MERCI aux Éditions du Seuil [collection Voix Autochtones] qui m'ont fait parvenir
CELLE QUI PARLE AUX CORBEAUX dans le cadre d'une opération Masse Critique.
La couverture est très réussie, colorée et engageante ; une baleine, des corbeaux, des essences d'arbres exotiques, un requin Bouledogue, des symboles graphiques aborigènes, une Harley Davidson…. Mais indiscutablement, quelque chose de plus grand que notre quotidien semble se nicher entre ces figures totems.
Kerry, un sacré brin de fille toujours en délicatesse avec la justice, débarque dans le bourg de Durrongo avec ses grosses bottes de cuir et sa Harley pétaradante qui fait sa fierté et son honneur. Elle fait halte à la sortie du bourg tandis que l'injurient trois corbeaux dédaigneux envers cette stupide blackfellah qui semble s'être trompée de route…
Rien, rien, RIEN de se qui se produit ensuite n'aura de conséquence ; de la bête la plus petite à l'arbre le plus grand, du terrible serpent brun aux corbeaux croassants, des sables antédiluviens à l'air chargé de bonnes et de mauvaises nouvelles, tout aura un impact dans la suite des évènements.
Ainsi va la vie dans le bush.
Le livre, dédié à son frère qui plongeât dans une rivière pour lui sauver la vie, commence fort et se poursuit à « tombeau ouvert », au sens propre comme au figuré.
En préambule le rappel d'une affaire issue des archives d'audiences criminelles d'une Cour de District où on apprend qu'une fille aborigène [Christina Copson] a été inculpée pour avoir tiré sur son agresseur qui tentait de la violer sous le seul prétexte qu'elle n'était, selon lui, qu'une gin, c'est-à-dire une « trainée aborigène » et qu'il avait bien le droit d'en faire ce qu'il voulait (sic)… Dans la confusion, le déni ou la provocation, la Justice – comme on le sait aveugle – semblant préférer mettre tout le monde sous les barreaux plutôt que de paraitre laxiste, a punis l'un et l'autre.
Melissa Lucashenko met aussi en garde le lecteur quant à la violence de certaines actions évoquées ici et là qui pourraient paraître très exagérées et qui pourtant furent tout à fait réelles ; le livre repose sur des faits ayant été vécus soit par des membres de sa propre famille – [ils] ont subi au moins une fois dans leur vie la plupart des faits de violence évoqués dans ces pages – soit tirés d'archives historiques, soit encore véhiculés par l'histoire orale aborigène.
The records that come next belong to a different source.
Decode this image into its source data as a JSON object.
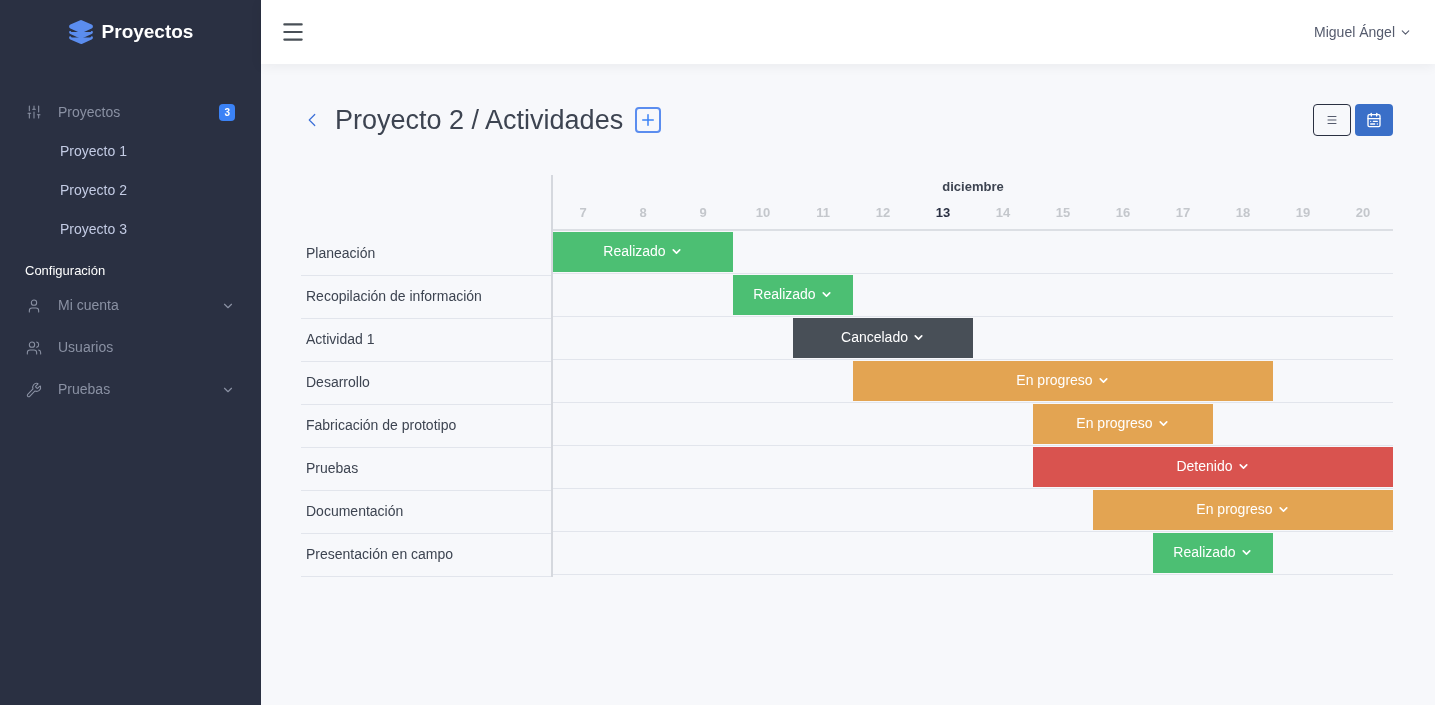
{
  "brand": {
    "name": "Proyectos"
  },
  "sidebar": {
    "items": [
      {
        "kind": "group",
        "label": "Proyectos",
        "badge": "3",
        "children": [
          {
            "label": "Proyecto 1"
          },
          {
            "label": "Proyecto 2"
          },
          {
            "label": "Proyecto 3"
          }
        ]
      },
      {
        "kind": "heading",
        "label": "Configuración"
      },
      {
        "kind": "item",
        "label": "Mi cuenta",
        "expanded": false
      },
      {
        "kind": "item",
        "label": "Usuarios"
      },
      {
        "kind": "item",
        "label": "Pruebas",
        "expanded": false
      }
    ]
  },
  "header": {
    "user": "Miguel Ángel"
  },
  "page": {
    "title": "Proyecto 2 / Actividades",
    "views": [
      {
        "kind": "list",
        "selected": false
      },
      {
        "kind": "calendar",
        "selected": true
      }
    ]
  },
  "gantt": {
    "month": "diciembre",
    "days": [
      {
        "label": "7",
        "today": false
      },
      {
        "label": "8",
        "today": false
      },
      {
        "label": "9",
        "today": false
      },
      {
        "label": "10",
        "today": false
      },
      {
        "label": "11",
        "today": false
      },
      {
        "label": "12",
        "today": false
      },
      {
        "label": "13",
        "today": true
      },
      {
        "label": "14",
        "today": false
      },
      {
        "label": "15",
        "today": false
      },
      {
        "label": "16",
        "today": false
      },
      {
        "label": "17",
        "today": false
      },
      {
        "label": "18",
        "today": false
      },
      {
        "label": "19",
        "today": false
      },
      {
        "label": "20",
        "today": false
      }
    ],
    "rows": [
      {
        "name": "Planeación",
        "scheduled": [
          true,
          true,
          true,
          false,
          false,
          false,
          false,
          false,
          false,
          false,
          false,
          false,
          false,
          false
        ],
        "kind": "done",
        "status": "Realizado"
      },
      {
        "name": "Recopilación de información",
        "scheduled": [
          false,
          false,
          false,
          true,
          true,
          false,
          false,
          false,
          false,
          false,
          false,
          false,
          false,
          false
        ],
        "kind": "done",
        "status": "Realizado"
      },
      {
        "name": "Actividad 1",
        "scheduled": [
          false,
          false,
          false,
          false,
          true,
          true,
          true,
          false,
          false,
          false,
          false,
          false,
          false,
          false
        ],
        "kind": "cancelled",
        "status": "Cancelado"
      },
      {
        "name": "Desarrollo",
        "scheduled": [
          false,
          false,
          false,
          false,
          false,
          true,
          true,
          true,
          true,
          true,
          true,
          true,
          false,
          false
        ],
        "kind": "progress",
        "status": "En progreso"
      },
      {
        "name": "Fabricación de prototipo",
        "scheduled": [
          false,
          false,
          false,
          false,
          false,
          false,
          false,
          false,
          true,
          true,
          true,
          false,
          false,
          false
        ],
        "kind": "progress",
        "status": "En progreso"
      },
      {
        "name": "Pruebas",
        "scheduled": [
          false,
          false,
          false,
          false,
          false,
          false,
          false,
          false,
          true,
          true,
          true,
          true,
          true,
          true
        ],
        "kind": "stopped",
        "status": "Detenido"
      },
      {
        "name": "Documentación",
        "scheduled": [
          false,
          false,
          false,
          false,
          false,
          false,
          false,
          false,
          false,
          true,
          true,
          true,
          true,
          true
        ],
        "kind": "progress",
        "status": "En progreso"
      },
      {
        "name": "Presentación en campo",
        "scheduled": [
          false,
          false,
          false,
          false,
          false,
          false,
          false,
          false,
          false,
          false,
          true,
          true,
          false,
          false
        ],
        "kind": "done",
        "status": "Realizado"
      }
    ]
  }
}
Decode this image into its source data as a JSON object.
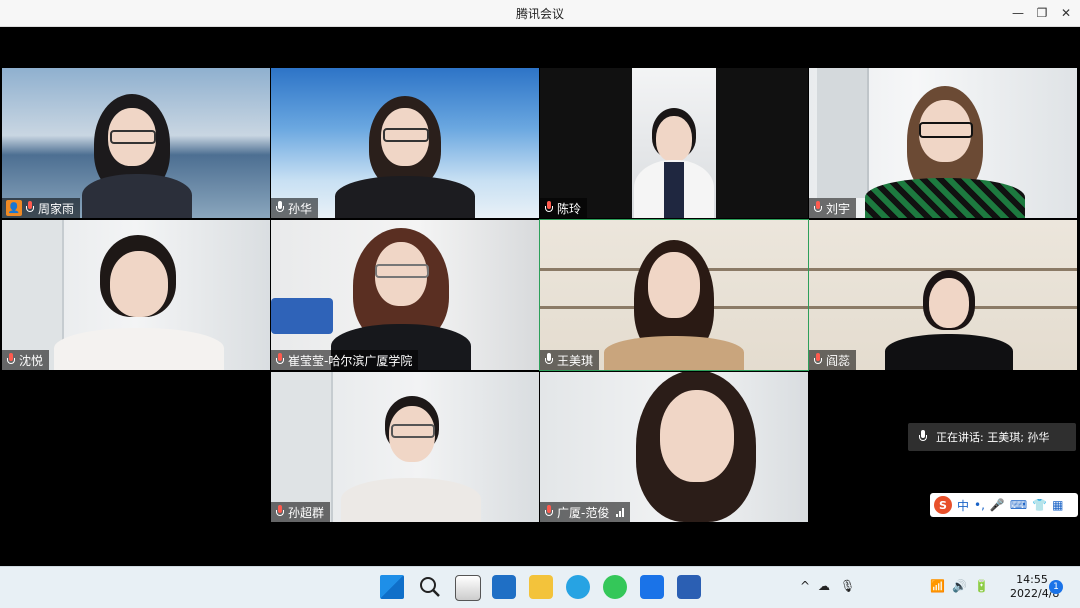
{
  "window": {
    "title": "腾讯会议",
    "minimize": "—",
    "maximize": "❐",
    "close": "✕"
  },
  "participants": [
    {
      "name": "周家雨",
      "host": true,
      "mic": "muted"
    },
    {
      "name": "孙华",
      "mic": "on"
    },
    {
      "name": "陈玲",
      "mic": "muted"
    },
    {
      "name": "刘宇",
      "mic": "muted"
    },
    {
      "name": "沈悦",
      "mic": "muted"
    },
    {
      "name": "崔莹莹-哈尔滨广厦学院",
      "mic": "muted"
    },
    {
      "name": "王美琪",
      "mic": "on",
      "active": true
    },
    {
      "name": "阎蕊",
      "mic": "muted"
    },
    {
      "name": "孙超群",
      "mic": "muted"
    },
    {
      "name": "广厦-范俊",
      "mic": "muted"
    }
  ],
  "speaking": {
    "label": "正在讲话: 王美琪; 孙华"
  },
  "ime": {
    "logo": "S",
    "mode": "中",
    "punct": "•,",
    "voice": "🎤",
    "keyboard": "⌨",
    "skin": "👕",
    "toolbox": "▦"
  },
  "taskbar": {
    "clock_time": "14:55",
    "clock_date": "2022/4/8",
    "notification_count": "1",
    "tray_chevron": "^",
    "tray_cloud": "☁",
    "tray_mic": "🎙",
    "tray_wifi": "📶",
    "tray_volume": "🔊",
    "tray_battery": "🔋"
  }
}
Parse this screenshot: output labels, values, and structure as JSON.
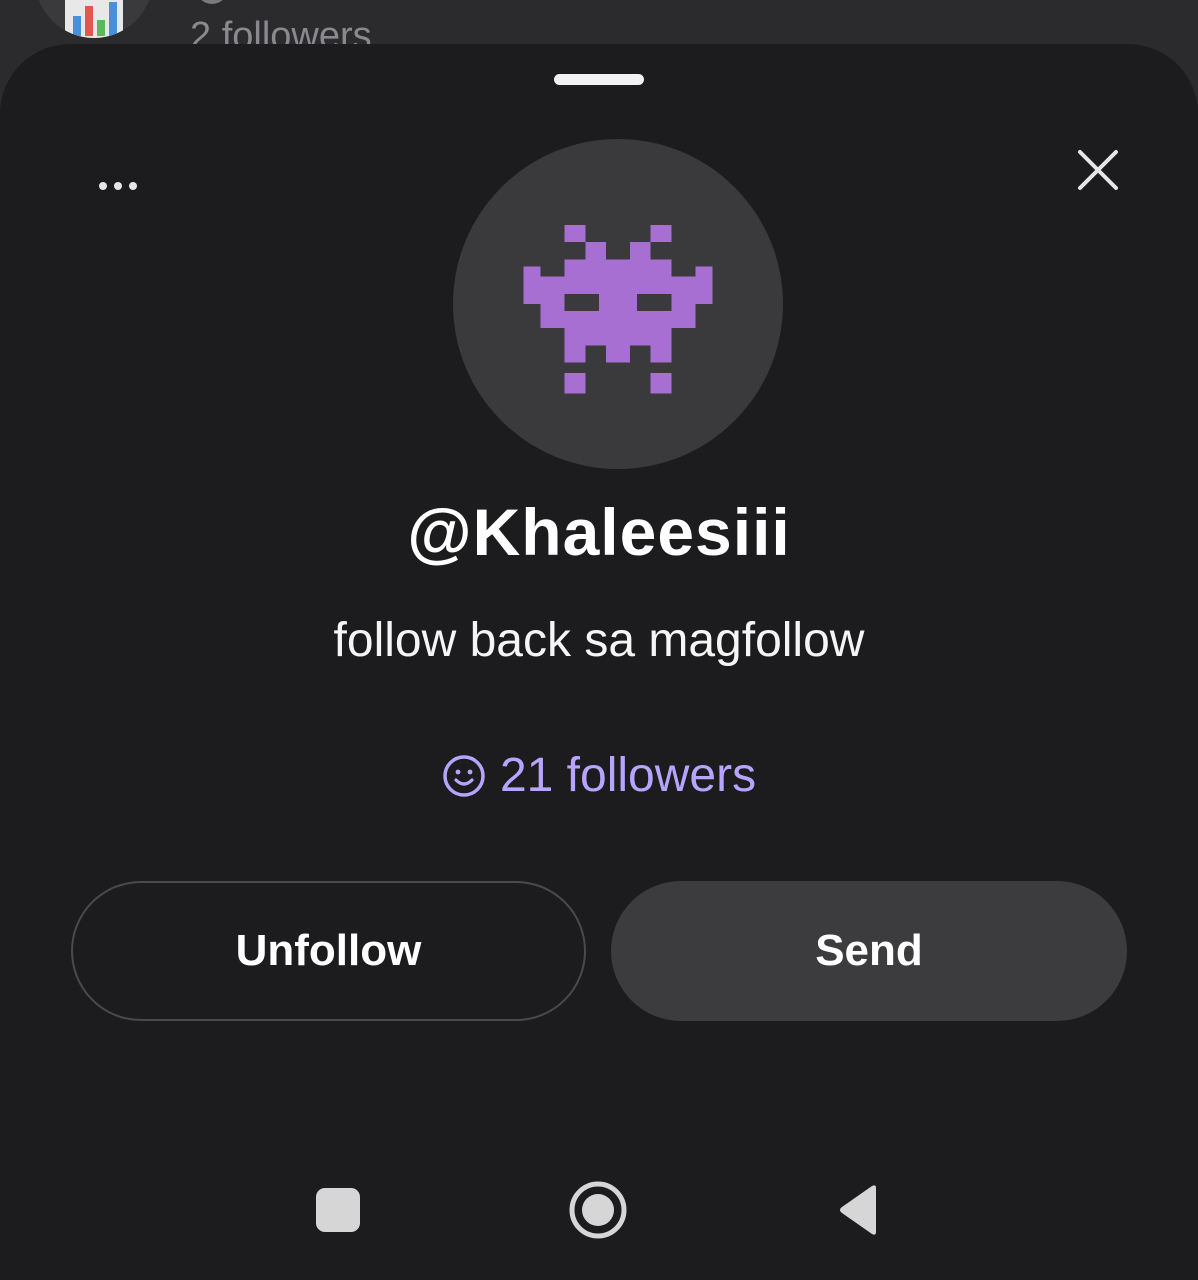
{
  "background": {
    "followers_text": "2 followers"
  },
  "profile": {
    "username": "@Khaleesiii",
    "bio": "follow back sa magfollow",
    "followers_count": "21 followers",
    "avatar_icon": "alien-monster-icon",
    "accent_color": "#b7a4ff",
    "avatar_color": "#a66fd1"
  },
  "actions": {
    "more_icon": "more-dots-icon",
    "close_icon": "close-icon",
    "unfollow_label": "Unfollow",
    "send_label": "Send"
  },
  "navbar": {
    "recents_icon": "square-icon",
    "home_icon": "circle-home-icon",
    "back_icon": "triangle-back-icon"
  }
}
Ce roman puissant est basé sur l'injustice faite aux Aborigènes depuis la spoliation de leurs terres par l'Empire Britannique dès 1770, alors que le lieutenant
James Cook prenait possession des deux tiers de l'Australie pour la raison que l'île-continent paraissait inoccupée. Par la suite, la privation de nationalité aux aborigènes, la substitution des enfants arrachés à leurs mères et placés dans des orphelinats, ou la destruction de sites aborigènes par des sociétés minières ont poursuivis l'oeuvre destructrice…
En 1847, un certain E.W. Landor déclarait : « Nous nous sommes emparés de ce pays, nous avons abattu ses habitants, jusqu'à ce que les survivants aient jugé sage de se soumettre à notre autorité. »
On vola la terre, puis on s'empara des jeunes femmes, des jeunes enfants…
On piétina des sols sacrés, des symboles, des évidences…
On nia une culture, une langue, des actes innommables.
Ce beau roman mérite d'être lu. C'est aussi un voyage pour l'âme, en communion avec les Forces du Vivant.
Comme le chante MIDNIGHT OIL dans BEDS ARE BURNING :
Out where the river broke the Bloodwood and the desert oak (Là où la rivière s'est arrêtée, le Bloodwood et le chêne du désert)
Holden wrecks and boiling diesels steam in forty five degrees (Les épaves d'Holden et les diesels bouillants grésillent à quarante cinq degrés)
The time has come To say fair's fair to pay the rent To pay our share (Le moment est venu de dire qu'il faut être juste, payer le loyer, payer notre part)
The time has come a fact's a fact It belongs to them let's give it back (Le moment est venu ; un fait est un fait, cela leur appartient, allez, rendons-le.)